Kararını vermiş görünüyor.

Kararsız kimse yok gibi.

Adaylara şöyle bir bakıyor, geçiyor.

Geriye dönüyor.

Yirmi otuz yıl öncesine gidiyor.

Unutmuyor.

Yaşadıklarını hatırlıyor.

Eşine çalıştığı iş yerinde yapılanları hatırlıyor.

Kızının üniversite kapısında ikna odalarına alındığını hatırlıyor.

Oğlunun askerde yemin töreninde şanlı Türk ordusuna hizmete yollayıp onun yeminini görmeye gittiğinde eşini başörtülü, kendisi sakallı olduğu için kışlaya alınamadığını hatırlıyor.

Bazı siyasi partilerin onların yanında olmadıklarını aksine buna onay verdiklerini hatırlıyor.

Dindar ve mütedeyyin insanlara hor bakıldığını hatırlıyor.

Başörtülülere hakaretler edildiğini hatırlıyor.

"Kamusal alan" diye bir şey icat edilerek başörtülü, sakallı, şalvarlı insanların dışlandığını hatırlıyor.

"Modern ve Medeni" diye batıya özenip insanları kutuplaştırdıklarını hatırlıyor.

Saçma sapan kılıklı kimi tiplerin gruplar halinde gösteri yapıp toplumu ayrıştırmaya çalıştıklarını hatırlıyor.

Dalıp gidiyor.

Yirmi sekiz Şubat aklına geliyor.

Duruyor düşünüyor.

Sonra on beş Temmuzu hatırlıyor.

Tankların önünden geçip gidenleri hatırlıyor.

Asil ve büyük Türk milletinin direnişini hatırlıyor.

Amerika'nın uydusu olduğunu hatırlıyor.

AB'nin kölesi olduğunu hatırlıyor.

Sonra muhtırayı, darbe girişimini hatırlıyor.

Sonra hepsini bir kalemde silip atan... ABD'ye kafa tutan...

AB'yi silkeleyip savuran...

"One minute" diyerek içimizdeki Siyonistleri deşifre eden ve bu asil milletin  yıllardır beklediği siyasi lidere kavuşmanın heyecanını yaşarken ABD ve AB'ye bağımlı, askeri mühimmat, uçak, tank ihtiyacından kurtaran ve artık kendisi üreten...

Kendi savaş araç ve gereçlerini yapan, satan bir ülke olurken ülkenin alt yapısını Edirne'den Ağrı'ya, Hakkari'den Muğla'ya modern hâle getirildiğini görüyor , yaşıyor, takdir ediyor.

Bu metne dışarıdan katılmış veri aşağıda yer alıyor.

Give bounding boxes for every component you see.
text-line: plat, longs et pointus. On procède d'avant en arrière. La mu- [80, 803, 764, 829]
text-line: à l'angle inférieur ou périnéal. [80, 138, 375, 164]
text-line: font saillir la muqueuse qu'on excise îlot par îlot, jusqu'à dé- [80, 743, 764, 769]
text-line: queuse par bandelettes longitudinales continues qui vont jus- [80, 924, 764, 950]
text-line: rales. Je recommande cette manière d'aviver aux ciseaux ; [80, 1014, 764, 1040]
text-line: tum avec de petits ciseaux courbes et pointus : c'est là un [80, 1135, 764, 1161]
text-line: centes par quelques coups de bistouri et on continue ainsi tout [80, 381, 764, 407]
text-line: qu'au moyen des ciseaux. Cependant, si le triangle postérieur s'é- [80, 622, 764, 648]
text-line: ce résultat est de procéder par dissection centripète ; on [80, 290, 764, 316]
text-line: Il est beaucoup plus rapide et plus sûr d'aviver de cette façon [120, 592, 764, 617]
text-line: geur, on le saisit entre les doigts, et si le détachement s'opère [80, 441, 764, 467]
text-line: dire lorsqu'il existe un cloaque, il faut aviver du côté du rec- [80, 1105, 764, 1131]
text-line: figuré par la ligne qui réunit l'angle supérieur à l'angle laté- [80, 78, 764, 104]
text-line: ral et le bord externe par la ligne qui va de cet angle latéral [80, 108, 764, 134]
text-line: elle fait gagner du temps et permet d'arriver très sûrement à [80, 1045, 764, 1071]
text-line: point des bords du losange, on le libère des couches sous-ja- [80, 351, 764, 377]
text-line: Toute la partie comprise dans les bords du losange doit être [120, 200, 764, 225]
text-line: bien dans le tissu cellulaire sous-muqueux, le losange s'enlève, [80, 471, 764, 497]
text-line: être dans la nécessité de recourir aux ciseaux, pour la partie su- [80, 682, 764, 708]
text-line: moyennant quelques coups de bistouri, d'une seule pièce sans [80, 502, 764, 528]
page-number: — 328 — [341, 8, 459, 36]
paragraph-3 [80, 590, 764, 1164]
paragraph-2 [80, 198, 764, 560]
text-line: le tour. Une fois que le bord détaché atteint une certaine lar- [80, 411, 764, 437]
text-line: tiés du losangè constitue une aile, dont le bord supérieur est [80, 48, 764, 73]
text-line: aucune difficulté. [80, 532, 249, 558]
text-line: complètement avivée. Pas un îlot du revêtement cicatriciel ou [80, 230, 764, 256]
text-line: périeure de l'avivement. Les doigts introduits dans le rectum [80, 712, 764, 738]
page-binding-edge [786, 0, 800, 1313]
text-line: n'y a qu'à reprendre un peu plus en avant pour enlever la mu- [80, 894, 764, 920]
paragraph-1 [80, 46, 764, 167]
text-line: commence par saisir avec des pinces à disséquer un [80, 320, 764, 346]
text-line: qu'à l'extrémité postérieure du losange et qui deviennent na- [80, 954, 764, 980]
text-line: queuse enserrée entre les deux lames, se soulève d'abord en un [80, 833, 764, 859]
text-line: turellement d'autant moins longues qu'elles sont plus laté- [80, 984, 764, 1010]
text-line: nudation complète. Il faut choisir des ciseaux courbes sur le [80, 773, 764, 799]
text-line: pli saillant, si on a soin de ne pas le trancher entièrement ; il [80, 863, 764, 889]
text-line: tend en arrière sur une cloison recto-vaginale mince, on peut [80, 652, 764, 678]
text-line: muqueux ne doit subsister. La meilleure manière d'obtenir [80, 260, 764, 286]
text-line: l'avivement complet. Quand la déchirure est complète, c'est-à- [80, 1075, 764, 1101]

Sonra terörü bitiren harekâtları izliyor. İçi rahatlıyor.

Bu seçmen "Bütün bunları yapan bir siyasi lideri ve onun aday gösterdiklerini bırakıp  maceraya yelken açayım mı?" der mi?

Bu seçmen sandığa giderken dünü alıp bu güne getiriyor.

Bu seçmen hayalperest olup alacakaranlığa yürür mü?

Ne dersiniz?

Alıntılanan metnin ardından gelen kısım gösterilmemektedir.